As eras clashed, there was a lot of chatter between the two bigs. Particularly, when Gobert signed his $205 million extension during the 2020-21 season. A defensive big earning so much was unheard of.
Shaquille O’Neal made it a point to bring it up on multiple instances. Shaq was often scathing in his criticism of Gobert and brought up the contract whenever he could. The NBA world responded and debates around the same were commonplace.
However, Shaq recalled the incident later and said that he meant no offense. On the contrary, Big Diesel believes that his statement was a complement to the hard work Gobert put in the league.
How was Shaq complementing Gobert with his statements?
Shaquille O’Neal said that his statement was indeed a complement to Rudy Gobert. Shaq says that his statement was merely a reminder to the other big men that they could also get the bag with hard work.
Shaq went on to add that all big men can’t be as naturally skilled as Tim Duncan, David Robinson or Dirk Nowitzki. He goes on to say that Gobert has given the others hope that with hard work, they can emulate what Gobert did in the league.
While Shaq claims that this was not a dig, it definitely does sound like it; at least in shades. Shaq indirectly seems to point out that Gobert isn’t skilled enough to be considered an all-time great.
Rudy Gobert has won multiple defensive player of the year trophies and is one of the best big men of his era.
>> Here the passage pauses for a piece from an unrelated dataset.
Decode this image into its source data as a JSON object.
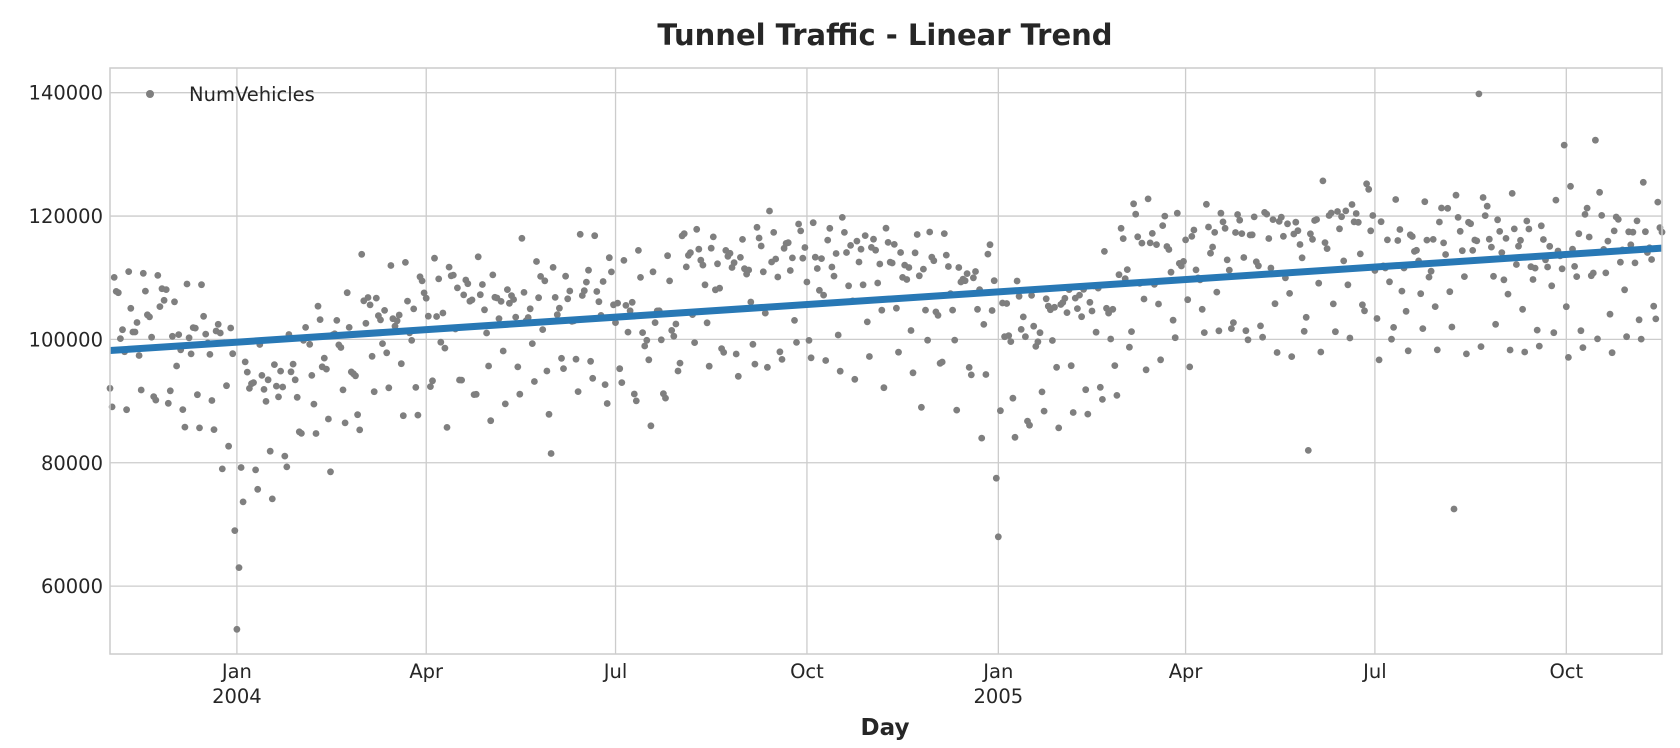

To remark that he isn’t skilled enough and his success is just a by-product of hard work is a slight in itself.
Shaquille O’Neal and Rudy Gobert are both studs in their own right. At the end of the day, one made $200 million as a player in 5 years, and the other didn’t. It definitely seems that there was some salt in Shaq’s statements. But then again, we can only leave the same to conjecture.